横浜銀行によりますと、すでに10社程度がこの融資を申し込んでいるということで、萬代昭彦執行役員は、「従来の融資では足りないという取引先もある。一歩進んだ支援を、企業の立場に立って行いたい」と話していました。

このほか、岐阜県の十六銀行や山口県の山口銀行なども同様の取り組みを進めていて、地方銀行の間で、実質無利子・無担保融資に加え、新たな融資の枠組みも整えることで、資金繰りを支えようという動きが広がっています。

「劣後ローン」借り入れた企業は

横浜市港北区の中小企業、「フォルム」は、創業70年の自動車部品メーカーで、従業員はおよそ300人です。

新型コロナウイルスの感染拡大を受けた需要の冷え込みで受注が大幅に減少し、ことし6月期の決算は最終損益が赤字になりました。

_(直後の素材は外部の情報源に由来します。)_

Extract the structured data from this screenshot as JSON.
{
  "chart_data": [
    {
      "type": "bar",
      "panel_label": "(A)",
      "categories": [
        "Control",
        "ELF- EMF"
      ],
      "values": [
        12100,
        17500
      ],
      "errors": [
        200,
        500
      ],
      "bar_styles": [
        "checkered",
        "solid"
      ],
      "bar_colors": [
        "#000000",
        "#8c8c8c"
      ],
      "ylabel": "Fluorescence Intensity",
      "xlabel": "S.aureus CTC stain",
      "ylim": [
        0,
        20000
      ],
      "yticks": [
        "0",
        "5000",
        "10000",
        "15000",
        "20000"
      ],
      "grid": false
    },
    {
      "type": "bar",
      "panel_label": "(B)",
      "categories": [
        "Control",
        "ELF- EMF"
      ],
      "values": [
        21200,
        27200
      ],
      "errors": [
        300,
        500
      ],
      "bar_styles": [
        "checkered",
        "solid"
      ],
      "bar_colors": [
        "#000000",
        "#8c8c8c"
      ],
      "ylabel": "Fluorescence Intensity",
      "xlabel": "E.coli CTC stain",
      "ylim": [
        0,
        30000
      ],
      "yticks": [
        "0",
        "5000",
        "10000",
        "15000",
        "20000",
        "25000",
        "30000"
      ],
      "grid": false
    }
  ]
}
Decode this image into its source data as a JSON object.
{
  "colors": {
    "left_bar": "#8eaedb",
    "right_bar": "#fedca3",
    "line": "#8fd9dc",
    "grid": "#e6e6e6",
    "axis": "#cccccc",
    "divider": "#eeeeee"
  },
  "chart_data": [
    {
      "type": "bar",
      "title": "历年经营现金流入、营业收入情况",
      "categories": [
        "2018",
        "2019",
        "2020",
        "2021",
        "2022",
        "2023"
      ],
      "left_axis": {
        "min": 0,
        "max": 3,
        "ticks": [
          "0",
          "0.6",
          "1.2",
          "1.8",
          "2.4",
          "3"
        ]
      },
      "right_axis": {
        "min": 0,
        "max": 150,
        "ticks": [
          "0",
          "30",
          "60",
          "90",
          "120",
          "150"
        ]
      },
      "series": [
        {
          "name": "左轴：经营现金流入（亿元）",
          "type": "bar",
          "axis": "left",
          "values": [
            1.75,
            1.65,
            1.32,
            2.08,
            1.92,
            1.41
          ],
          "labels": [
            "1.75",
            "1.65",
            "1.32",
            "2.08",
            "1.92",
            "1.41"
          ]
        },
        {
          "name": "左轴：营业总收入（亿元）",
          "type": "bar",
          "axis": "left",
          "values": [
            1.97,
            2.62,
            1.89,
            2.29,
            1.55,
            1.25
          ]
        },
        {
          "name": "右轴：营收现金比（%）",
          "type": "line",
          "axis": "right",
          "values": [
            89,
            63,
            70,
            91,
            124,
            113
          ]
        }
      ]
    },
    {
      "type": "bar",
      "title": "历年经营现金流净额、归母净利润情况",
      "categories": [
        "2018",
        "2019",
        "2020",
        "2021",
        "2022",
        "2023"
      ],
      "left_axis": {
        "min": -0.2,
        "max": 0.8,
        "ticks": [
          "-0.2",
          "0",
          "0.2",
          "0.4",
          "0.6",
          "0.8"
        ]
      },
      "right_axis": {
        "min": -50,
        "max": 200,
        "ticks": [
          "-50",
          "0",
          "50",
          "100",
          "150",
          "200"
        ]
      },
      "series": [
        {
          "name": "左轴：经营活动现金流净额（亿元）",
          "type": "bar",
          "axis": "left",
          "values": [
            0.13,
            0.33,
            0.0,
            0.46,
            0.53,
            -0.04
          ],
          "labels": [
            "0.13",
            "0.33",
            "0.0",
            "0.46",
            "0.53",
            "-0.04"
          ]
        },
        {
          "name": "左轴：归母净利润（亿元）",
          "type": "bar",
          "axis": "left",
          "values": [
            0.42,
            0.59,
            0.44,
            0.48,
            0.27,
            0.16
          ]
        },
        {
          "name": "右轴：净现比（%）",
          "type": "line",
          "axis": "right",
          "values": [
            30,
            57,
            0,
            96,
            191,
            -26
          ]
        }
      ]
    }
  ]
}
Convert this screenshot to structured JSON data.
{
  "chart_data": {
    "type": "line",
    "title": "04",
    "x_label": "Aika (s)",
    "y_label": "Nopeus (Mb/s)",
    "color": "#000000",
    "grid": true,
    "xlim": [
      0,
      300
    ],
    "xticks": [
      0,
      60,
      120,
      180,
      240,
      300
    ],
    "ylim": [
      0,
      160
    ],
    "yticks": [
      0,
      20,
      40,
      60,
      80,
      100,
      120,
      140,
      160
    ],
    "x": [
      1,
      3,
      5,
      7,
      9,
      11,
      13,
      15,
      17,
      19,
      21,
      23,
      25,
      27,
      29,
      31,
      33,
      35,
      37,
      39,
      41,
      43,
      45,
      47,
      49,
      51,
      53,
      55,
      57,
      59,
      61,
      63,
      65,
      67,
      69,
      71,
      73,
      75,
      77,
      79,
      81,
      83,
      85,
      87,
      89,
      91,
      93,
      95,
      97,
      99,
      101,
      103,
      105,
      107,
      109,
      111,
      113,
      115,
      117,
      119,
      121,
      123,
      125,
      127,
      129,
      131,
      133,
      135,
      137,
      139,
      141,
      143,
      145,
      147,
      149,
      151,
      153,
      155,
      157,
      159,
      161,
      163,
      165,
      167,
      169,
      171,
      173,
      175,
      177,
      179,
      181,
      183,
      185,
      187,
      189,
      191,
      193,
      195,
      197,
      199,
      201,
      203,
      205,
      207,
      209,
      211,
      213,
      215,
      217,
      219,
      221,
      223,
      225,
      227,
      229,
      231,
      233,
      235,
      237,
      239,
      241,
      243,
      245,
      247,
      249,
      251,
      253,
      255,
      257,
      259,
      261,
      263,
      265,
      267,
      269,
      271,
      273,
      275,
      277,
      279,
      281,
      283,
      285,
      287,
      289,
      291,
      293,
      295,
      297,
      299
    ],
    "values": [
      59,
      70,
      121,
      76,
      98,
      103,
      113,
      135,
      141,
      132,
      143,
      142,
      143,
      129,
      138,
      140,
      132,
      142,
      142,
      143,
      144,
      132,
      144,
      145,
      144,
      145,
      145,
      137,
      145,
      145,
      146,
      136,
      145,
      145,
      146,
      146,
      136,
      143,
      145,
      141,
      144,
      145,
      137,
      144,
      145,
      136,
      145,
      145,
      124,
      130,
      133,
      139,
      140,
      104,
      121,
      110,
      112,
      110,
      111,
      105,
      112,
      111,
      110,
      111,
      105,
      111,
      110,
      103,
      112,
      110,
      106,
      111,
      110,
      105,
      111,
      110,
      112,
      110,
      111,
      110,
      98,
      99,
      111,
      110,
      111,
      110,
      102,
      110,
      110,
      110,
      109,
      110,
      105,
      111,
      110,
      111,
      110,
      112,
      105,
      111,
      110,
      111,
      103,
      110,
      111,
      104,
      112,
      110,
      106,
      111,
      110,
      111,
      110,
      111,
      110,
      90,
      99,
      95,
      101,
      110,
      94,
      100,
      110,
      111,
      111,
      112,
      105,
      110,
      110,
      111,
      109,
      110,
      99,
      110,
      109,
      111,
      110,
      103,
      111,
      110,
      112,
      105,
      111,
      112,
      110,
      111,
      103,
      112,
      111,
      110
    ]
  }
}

このため、会社は、決算の期末に合わせて、横浜銀行から劣後ローンで2億円を借り入れました。元本を短期間で返済する必要がないため、問谷正利社長は、業績の回復に専念できると言います。

また、劣後ローンは財務基盤の改善にもつながるため、会社の信用力を高める効果も期待しているということです。

問谷社長は、「4月と5月は売り上げが前の年の半分に減った。来月(9月)以降も計画に比べて3割程度減ると見ている。将来の見通しが立たない中で、今回の融資は大変助かる」と話しています。